I've never been to Thailand, but Influencer (2022) definitely made this beautiful place seem extremely tempting. Bangkok streets, winding roads, jungle, and deserted beaches glimmer under the sun in this well-crafted and sumptuous film. Pre-credits sequence, viewers get a hint of what's to come, as the camera zooms overhead, supplying viewers with an aerial image of a body, seemingly female (but it's ambiguous) lying face first on a deserted beach. With that little teaser, the film cuts to Madison (Emily Tennant) as a young woman "influencer" on a trip to Thailand, recording every moment with selfies, and video streams of her adventures. She seems to be on her own, as her boyfriend Ryan has ditched her at the last minute. She's lonely and a little bit bored, filling her time with getting her picture taken at local hotspots, and recording testimonials for products she's compelled to shill.
Still, the places at which she stays are gorgeous--truly gorgeous! The hotel she stays at is luxurious and appears to provide every possible comfort. An apartment that she rents is a modernist showpiece, perched on a hill with its own infinity pool. The film implies that she is making bank as an influencer, but in some ways, her lifestyle seems hollow. Pretty on the outside, by but empty and shallow on the inside. At one point, she gets hit on by an older gentleman at the hotel bar. He seems relatively harmless, but still annoying, and when another young woman staying at the hotel watches her exchange, she quickly asks Madison if she feels like "a walk"--promptly rescuing her from the older man's attentions. Madison's savior is CW, a sultry brunette who carries herself with ease around Thailand; a birthmark under her right eye only enhances her unique beauty. CW (Cassandra Naud) and Madison quickly become inseparable, and when Madison's hotel room is broken into, her passport and identification stolen, CW quickly takes the impressionable influencer under her wing.
CW (Cassandra Naud) is the main reason to watch InfluencerWhile Emily Tennant's Madison does a commendable job bringing viewers into the story, Naud's CW is what kept me riveted to the film's last moments. Things might get a little spoiler-y from here on out...just a warning. Rooting for the villain in a horror film is not really groundbreaking, as the love of Freddie, Jason, and Michael Myers suggests, and enjoying the demise of really unlikeable characters is often par for the course. One of my favorite villain-loving films is Behind the Mask: The Rise of Leslie Vernon, Scott Glosserman's 2006 slasher satire focusing on rising slasher-in-the-making Leslie Vernon (Nathan Baesel). Baesel makes this deadly killer so unfailingly likeable, that you want him to get away with everything!! If you haven't seen the film, Robert Englund (Freddy Kreuger) plays wonderfully against type as the "Ahab" chasing Vernon's whale. Delightful. Cassandra Naud's CW is equally entrancing, and as the film shifts to following her character, I weirdly did not find her as morally questionable as I should.

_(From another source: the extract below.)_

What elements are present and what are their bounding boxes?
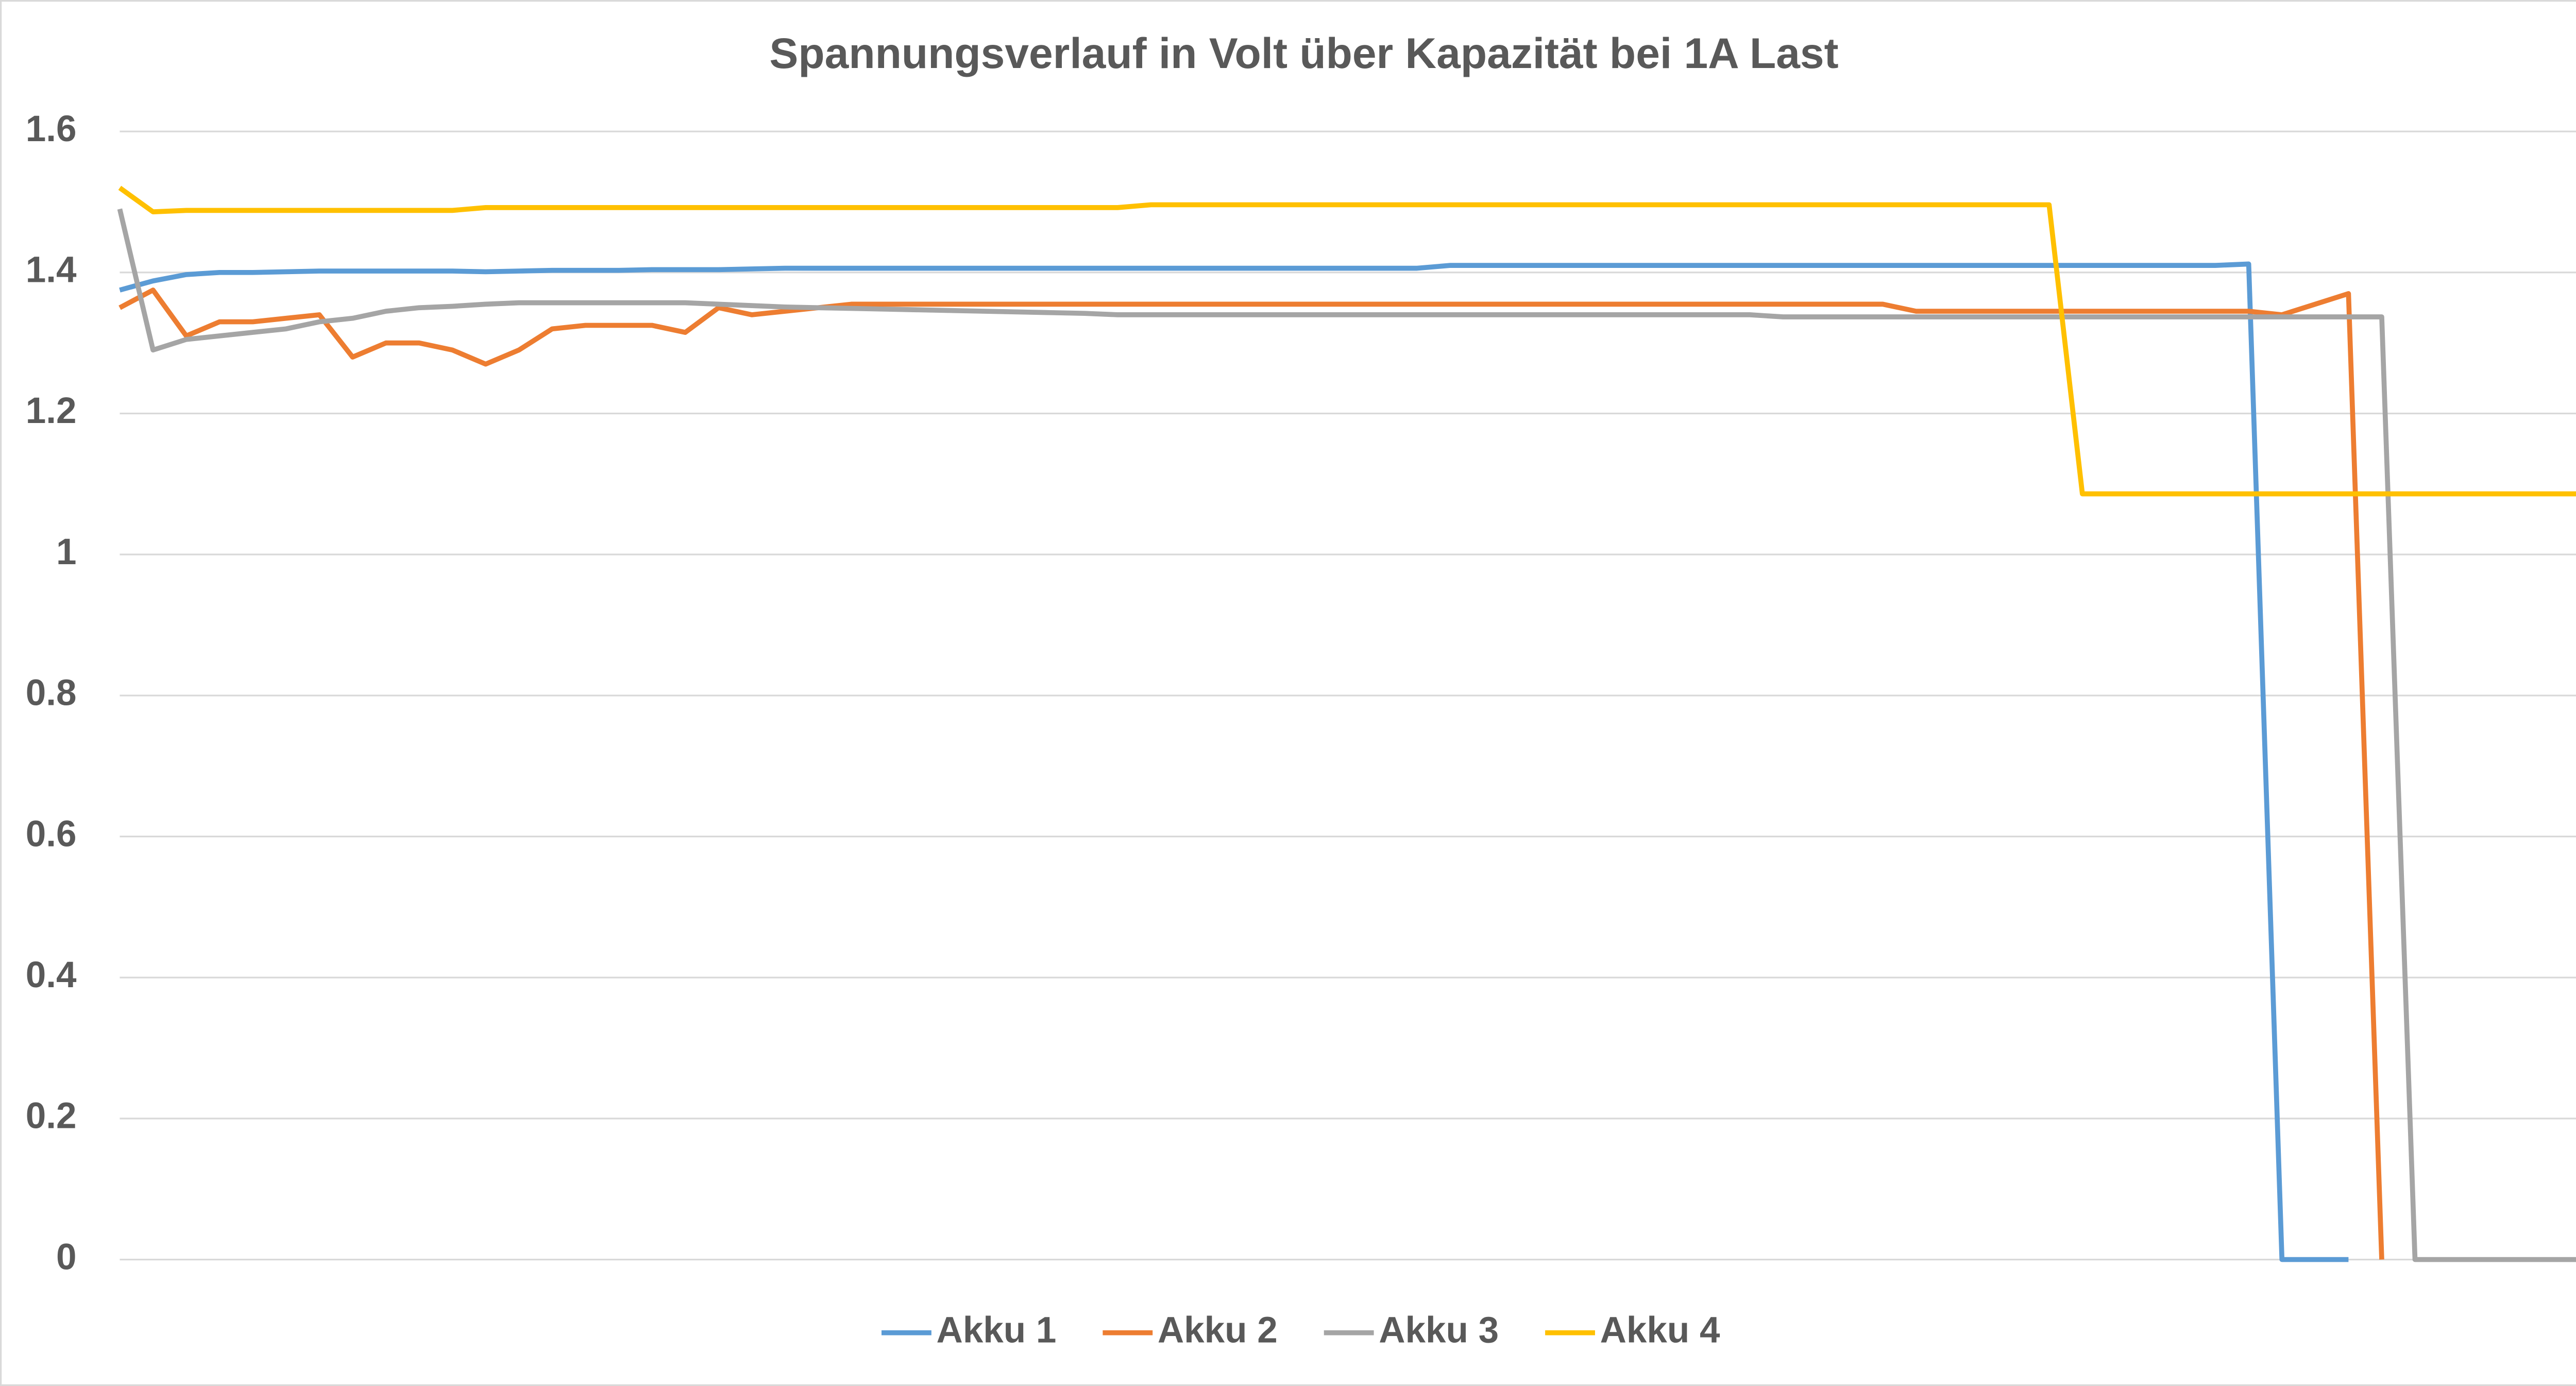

A couple of highlights the film brings to the fore: CW quickly encounters a new influencer, Jessica (Sara Canning), who is a little less trusting than Madison; and Ryan (Rory J. Saper), Madison's a-hole boyfriend, makes a surprise visit, looking to hook up with his cash cow, as Madison's "influencing" is something he "manages" for her. Eye roll. Heavy sigh. CW handles these two with aplomb, involving a stiletto heel and a small motorboat. Let me leave it at that...Honestly, I could have watched CW wandering around Thailand for another hour.